It is only within the last two decades that the case for CSE as a human right, and not simply an instrument of risk reduction, has been popularized. International treaties (e.g., UN Convention to End All Forms of Discrimination Against Women) recognize that all people have a right to accurate information about sex and sexuality because they have the right to make the best decisions for them.
UNESCO defines Comprehensive Sexuality Education (CSE) as an age-appropriate, culturally relevant approach to teaching about sexuality and relationships by providing scientifically accurate, realistic, non-judgmental information. The United Nations (UN) and the World Health Organization (WHO) have invested in research that supports the school and community-based implementation of CSE in all global regions. Despite this global commitment and the vast body of scientific research that supports it, CSE remains under-mandated, under-implemented, and overly controversial in most places.
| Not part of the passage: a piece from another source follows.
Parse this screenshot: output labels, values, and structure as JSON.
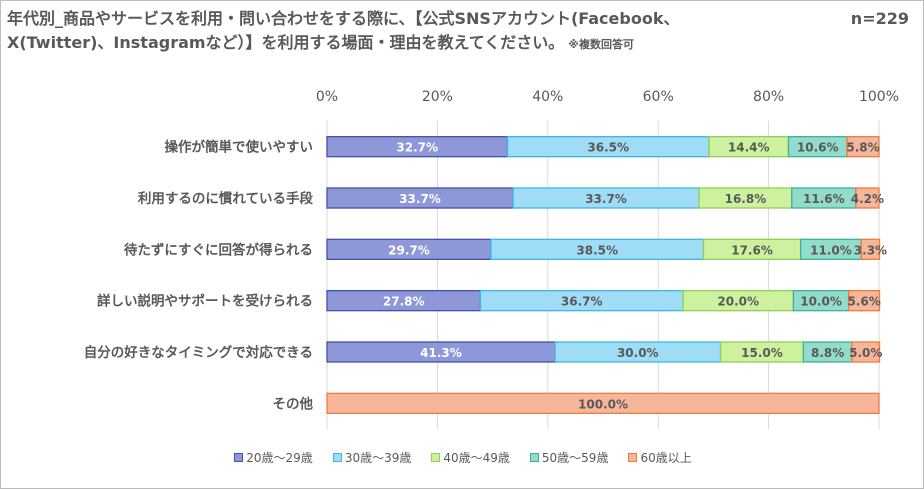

A few quick points provide a global snapshot of CSE access:
• Global: There is very little data on the quality of or number of 10–14-year-old students receiving CSE, despite the fact that most of those students live in countries with CSE policy commitments.
• USA: Since 2006, adolescent access to CSE has been on the decline. This decline is unsurprising, given that the share of schools providing sexual health education declined between 2000 and 2014.
• European Union: European Union member states have differences in quality and frequency of CSE, with The Netherlands and Scandinavian countries hosting the highest quality programming and Eastern Europe consistently missing the mark.